Il PSI sta promuovendo in tutta Italia una campagna referendaria per abolire la legge elettorale, il cosiddetto Porcellum e la questione referendaria può rappresentare il modo per ricercare la convergenza di forze e movimenti politici che con noi, all’insegna del motto “Grande riforma e popolo”, possono sprigionare un nuovo protagonismo dei cittadini affinché tornino a battersi per una Italia bisognosa di buona politica, capace di sottrarsi all’abbraccio mortale di gruppi d’interesse, delle corporazioni, delle vuote rappresentanze professionali e di categoria.
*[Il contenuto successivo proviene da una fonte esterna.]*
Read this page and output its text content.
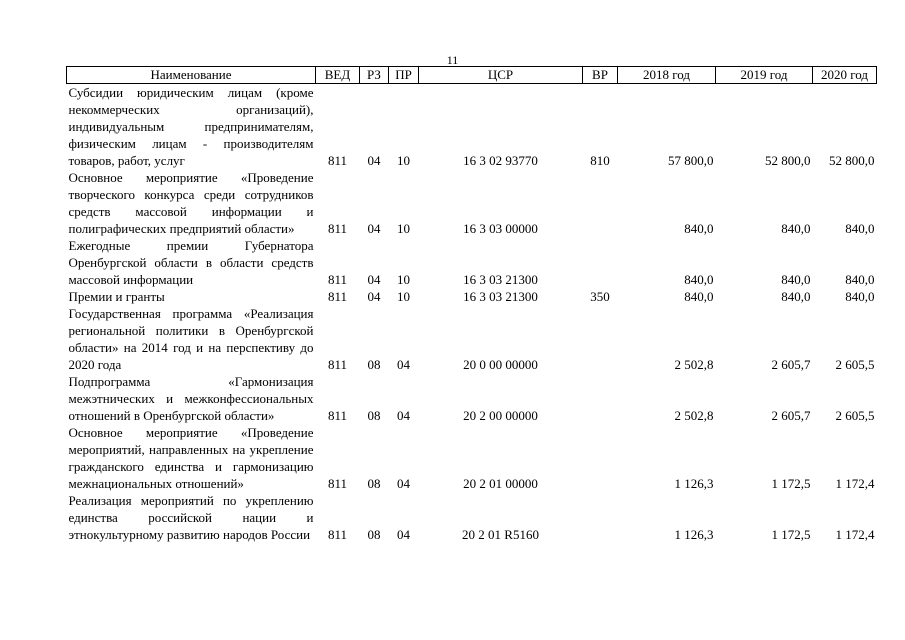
11
Наименование	ВЕД	РЗ	ПР	ЦСР	ВР	2018 год	2019 год	2020 год
Субсидии юридическим лицам (кроме некоммерческих организаций), индивидуальным предпринимателям, физическим лицам - производителям товаров, работ, услуг	811	04	10	16 3 02 93770	810	57 800,0	52 800,0	52 800,0
Основное мероприятие «Проведение творческого конкурса среди сотрудников средств массовой информации и полиграфических предприятий области»	811	04	10	16 3 03 00000		840,0	840,0	840,0
Ежегодные премии Губернатора Оренбургской области в области средств массовой информации	811	04	10	16 3 03 21300		840,0	840,0	840,0
Премии и гранты	811	04	10	16 3 03 21300	350	840,0	840,0	840,0
Государственная программа «Реализация региональной политики в Оренбургской области» на 2014 год и на перспективу до 2020 года	811	08	04	20 0 00 00000		2 502,8	2 605,7	2 605,5
Подпрограмма «Гармонизация межэтнических и межконфессиональных отношений в Оренбургской области»	811	08	04	20 2 00 00000		2 502,8	2 605,7	2 605,5
Основное мероприятие «Проведение мероприятий, направленных на укрепление гражданского единства и гармонизацию межнациональных отношений»	811	08	04	20 2 01 00000		1 126,3	1 172,5	1 172,4
Реализация мероприятий по укреплению единства российской нации и этнокультурному развитию народов России	811	08	04	20 2 01 R5160		1 126,3	1 172,5	1 172,4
Il PSI può concorrere immettendovi il proprio bagaglio ideale e culturale per delineare una società che coniughi il valore della libertà con il senso di responsabilità ed il bisogno di giustizia sociale e che difenda tenacemente il diritto al lavoro, alla salute, all’istruzione.
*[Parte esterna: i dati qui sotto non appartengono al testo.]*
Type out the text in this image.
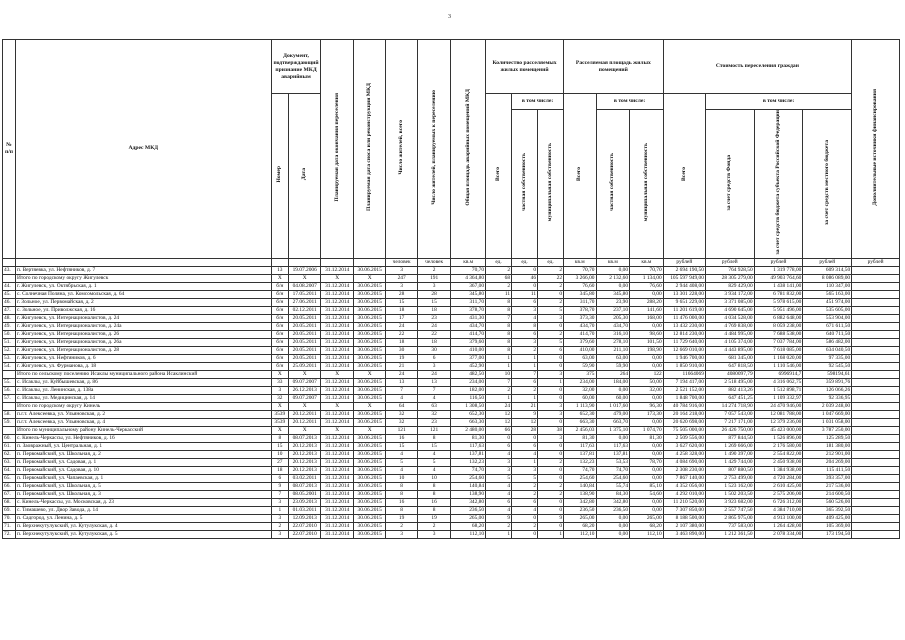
3
№ п/п	Адрес МКД	Документ, подтверждающий признание МКД аварийным		Планируемая дата окончания переселения	Планируемая дата сноса или реконструкции МКД	Число жителей, всего	Число жителей, планируемых к переселению	Общая площадь аварийных помещений МКД	Количество расселяемых жилых помещений			Расселяемая площадь жилых помещений			Стоимость переселения граждан				Дополнительные источники финансирования
		Номер	Дата						Всего	в том числе:		Всего	в том числе:		Всего	в том числе:			
										частная собственность	муниципальная собственность		частная собственность	муниципальная собственность		за счет средств Фонда	за счет средств бюджета субъекта Российской Федерации	за счет средств местного бюджета	
						человек	человек	кв.м	ед.	ед.	ед.	кв.м	кв.м	кв.м	рублей	рублей	рублей	рублей	рублей
43.	п. Вертяевка, ул. Нефтяников, д. 7	13	19.07.2006	31.12.2014	30.06.2015	3	2	70,70	2	0	2	70,70	0,00	70,70	2 694 190,50	764 928,50	1 319 778,00	609 314,50	
	Итого по городскому округу Жигулевск	X	X	X	X	247	191	4 364,80	68	46	22	3 266,00	2 132,60	1 134,00	105 597 949,00	28 305 279,00	49 903 764,60	8 086 089,00	
44.	г. Жигулевск, ул. Октябрьская, д. 1	б/н	04.08.2007	31.12.2014	30.06.2015	3	3	367,00	2	0	2	76,60	0,00	76,60	2 944 408,00	829 429,00	1 438 141,00	110 347,00	
45.	с. Солнечная Поляна, ул. Комсомольская, д. 64	б/н	17.05.2011	31.12.2014	30.06.2015	28	28	345,80	11	11	0	345,80	345,80	0,00	13 301 228,00	3 934 172,00	6 781 832,00	565 163,00	
46.	г. Зольное, ул. Первомайская, д. 2	б/н	27.06.2011	31.12.2014	30.06.2015	15	15	311,70	8	6	2	311,70	23,90	288,20	9 651 229,00	3 371 085,00	5 978 615,00	451 974,00	
47.	с. Зольное, ул. Приволжская, д. 16	б/н	02.12.2011	31.12.2014	30.06.2015	18	18	378,70	8	3	5	378,70	237,10	141,60	11 201 619,00	4 690 645,00	5 951 496,00	535 605,00	
48.	г. Жигулевск, ул. Интернационалистов, д. 24	б/н	20.05.2011	31.12.2014	30.06.2015	17	23	431,30	7	4	3	373,30	205,30	168,00	11 476 000,00	4 034 528,00	6 882 648,00	553 904,00	
49.	г. Жигулевск, ул. Интернационалистов, д. 24а	б/н	20.05.2011	31.12.2014	30.06.2015	24	24	434,70	8	8	0	434,70	434,70	0,00	13 432 230,00	4 769 838,00	8 059 238,00	671 611,50	
50.	г. Жигулевск, ул. Интернационалистов, д. 26	б/н	20.05.2011	31.12.2014	30.06.2015	22	22	414,70	8	6	2	414,70	316,10	98,60	12 814 230,00	4 484 995,00	7 688 538,00	640 711,50	
51.	г. Жигулевск, ул. Интернационалистов, д. 26а	б/н	20.05.2011	31.12.2014	30.06.2015	18	18	379,60	8	3	5	379,60	278,10	101,50	11 729 640,00	4 105 374,00	7 037 784,00	586 482,00	
52.	г. Жигулевск, ул. Интернационалистов, д. 28	б/н	20.05.2011	31.12.2014	30.06.2015	30	30	410,00	8	2	6	410,00	211,10	198,90	12 669 010,00	4 443 895,00	7 618 085,00	634 040,50	
53.	г. Жигулевск, ул. Нефтяников, д. 6	б/н	20.05.2011	31.12.2014	30.06.2015	19	6	377,00	1	1	0	63,00	63,00	0,00	1 946 700,00	681 345,00	1 168 020,00	97 335,00	
54.	г. Жигулевск, ул. Фурманова, д. 18	б/н	25.09.2011	31.12.2014	30.06.2015	21	3	452,90	1	1	0	59,90	59,90	0,00	1 850 910,00	647 818,50	1 110 546,00	92 545,50	
	Итого по сельскому поселению Исаклы муниципального района Исаклинский	X	X	X	X	24	24	482,50	10	7	3	375	264	122	11664069	4080097,79	6996914,7	598194,61	
55.	с. Исаклы, ул. Куйбышевская, д. 86	33	09.07.2007	31.12.2014	30.06.2015	13	13	234,00	7	6	1	234,00	184,00	50,00	7 194 417,00	2 518 495,00	4 316 062,75	359 891,76	
56.	с. Исаклы, ул. Ленинская, д. 138а	3	26.12.2013	31.12.2014	30.06.2015	7	7	182,00	2	2	0	32,00	0,00	32,00	2 521 152,00	882 413,26	1 512 898,71	126 066,26	
57.	с. Исаклы, ул. Медицинская, д. 14	32	09.07.2007	31.12.2014	30.06.2015	4	4	116,50	1	1	0	60,00	60,00	0,00	1 848 700,00	647 451,25	1 109 332,97	92 336,95	
	Итого по городскому округу Кинель	X	X	X	X	64	63	1 308,50	24	21	3	1 113,90	1 017,60	96,30	40 784 916,00	14 274 718,90	24 470 946,00	2 039 248,00	
58.	п.г.т. Алексеевка, ул. Ульяновская, д. 2	3539	20.12.2011	31.12.2014	30.06.2015	32	32	652,30	12	9	3	652,30	479,00	173,30	20 164 218,00	7 057 543,00	12 081 788,00	1 047 669,00	
59.	п.г.т. Алексеевка, ул. Ульяновская, д. 4	3539	20.12.2011	31.12.2014	30.06.2015	32	23	663,30	12	12	0	663,30	663,70	0,00	20 620 698,00	7 217 171,00	12 379 236,00	1 031 058,00	
	Итого по муниципальному району Кинель-Черкасский	X	X	X	X	121	121	2 480,00	66	28	38	2 456,03	1 375,10	1 074,70	75 505 000,00	26 426 750,00	45 423 000,00	3 787 250,00	
60.	с. Кинель-Черкассы, ул. Нефтяников, д. 16	8	08.07.2013	31.12.2014	30.06.2015	16	8	81,30	0	0	3	81,30	0,00	81,30	2 509 556,00	877 844,50	1 526 896,00	125 289,50	
61.	п. Заовражный, ул. Центральная, д. 1	15	20.12.2013	31.12.2014	30.06.2015	15	15	117,63	6	6	0	117,63	117,63	0,00	3 627 620,00	1 269 666,00	2 176 580,00	181 380,00	
62.	п. Первомайский, ул. Школьная, д. 2	10	20.12.2013	31.12.2014	30.06.2015	4	4	137,81	4	4	0	137,81	137,81	0,00	4 258 328,00	1 490 397,00	2 554 822,00	212 901,00	
63.	п. Первомайский, ул. Садовая, д. 1	27	20.12.2013	31.12.2014	30.06.2015	5	5	132,23	3	1	2	132,23	53,53	78,70	4 084 690,00	1 429 744,00	2 450 938,00	204 269,00	
64.	п. Первомайский, ул. Садовая, д. 10	18	20.12.2013	31.12.2014	30.06.2015	4	4	74,70	3	3	0	74,70	74,70	0,00	2 308 230,00	807 880,50	1 384 938,00	115 411,50	
65.	п. Первомайский, ул. Чапаевская, д. 1	6	03.02.2011	31.12.2014	30.06.2015	10	10	254,60	5	5	0	254,60	254,60	0,00	7 867 140,00	2 753 499,00	4 720 284,00	393 357,00	
66.	п. Первомайский, ул. Школьная, д. 5	9	08.07.2013	31.12.2014	30.06.2015	8	8	140,84	4	2	2	140,84	55,74	85,10	4 352 056,00	1 523 162,00	2 610 425,00	217 536,00	
67.	п. Первомайский, ул. Школьная, д. 3	7	08.05.2001	31.12.2014	30.06.2015	8	8	138,90	4	2	2	138,90	84,30	54,60	4 292 010,00	1 502 203,50	2 575 206,00	214 600,50	
68.	с. Кинель-Черкассы, ул. Московская, д. 23	3	23.09.2013	31.12.2014	30.06.2015	16	16	342,80	6	6	0	342,80	342,80	0,00	11 210 520,00	3 923 682,00	6 726 312,00	560 526,00	
69.	с. Тимашево, ул. Двор Завода, д. 14	1	01.03.2011	31.12.2014	30.06.2015	8	8	236,50	4	4	0	236,50	236,50	0,00	7 307 850,00	2 557 747,50	4 384 710,00	365 392,50	
70.	п. Садгород, ул. Ленина, д. 5	3	12.09.2013	31.12.2014	30.06.2015	19	19	265,00	9	0	9	265,00	0,00	265,00	8 188 500,00	2 865 975,00	4 913 100,00	409 425,00	
71.	п. Верхнекутулукский, ул. Кутулукская, д. 4	2	22.07.2010	31.12.2014	30.06.2015	2	2	68,20	2	2	0	68,20	0,00	68,20	2 107 380,00	737 583,00	1 264 428,00	105 369,00	
72.	п. Верхнекутулукский, ул. Кутулукская, д. 5	3	22.07.2010	31.12.2014	30.06.2015	3	3	112,10	1	0	1	112,10	0,00	112,10	3 463 890,00	1 212 361,50	2 078 334,00	173 194,50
Il pensiero politico ispirato ai valori del socialismo liberale può tornare a riaccendersi se anzitutto sapremo interpretare il compito di prospettare il campo largo in cui coniugare l’affermazione di un progetto di Nuovo Riformismo con l’azione di costruzione di una Nuova Repubblica.
Questa impostazione vale anche per la Toscana dove i socialisti sono impegnati a far ripartire lo sviluppo anche liberando il mercato e la competitività, assicurare lavoro e opportunità, garantire livelli di benessere accettabili e sicurezze per il futuro.
Sosterremo tutte quelle iniziative tese a tutelare gli utenti dei servizi pubblici e i consumatori, quella piccola e media impresa che compete sui mercati nazionali e internazionali e che costituisce la spina dorsale dell’economia e dell’occupazione regionale.
Vogliamo investire per un nuovo impegno legislativo per istituzioni più democratiche e trasparenti:
riforma della legge elettorale regionale, con l’abolizione del listino e la reintroduzione di regole che permettano agli elettori di scegliere i propri rappresentanti; abolizione legge sulle primarie; riordino delle Autorità di Garanzia con l’eliminazione e l’accorpamento per competenze delle diverse figure di Garanti creati nel tempo; utilità del Comitato regionale delle Autonomie; trasparenza, all’ anagrafe degli eletti e dei nominati, all’ open government; regolazione del conflitto d’interessi; riordino delle competenze tra livelli diversi degli enti locali secondo il principio della sussidiarietà istituzionale.
Per una burocrazia più efficiente: estendere e perfezionare il controllo di gestione anche usufruendo della valutazione da parte dei cittadini utenti; garantire, tramite commissioni indipendenti e di esperti nazionali ed internazionali, la valutazione di efficienza ed efficacia del lavoro svolto dai dirigenti degli apparati e delle aziende di derivazione regionale; semplificare le norme e le procedure.
Per un migliore mercato dei servizi: norme per la redazione dei bandi pubblici per l’affidamento dei servizi con la penalizzazione di quelle società che siano partecipate anche in forma minoritaria da associazioni di rappresentanza di interessi, sindacale e imprenditoriali; piano d’interventi per lo sviluppo della banda larga e di internet.
Passa anche da queste nostre proposte, ne siamo convinti, un’idea di Toscana che vuole investire sul mondo che verrà e non attardarsi ad inseguire modelli del passato.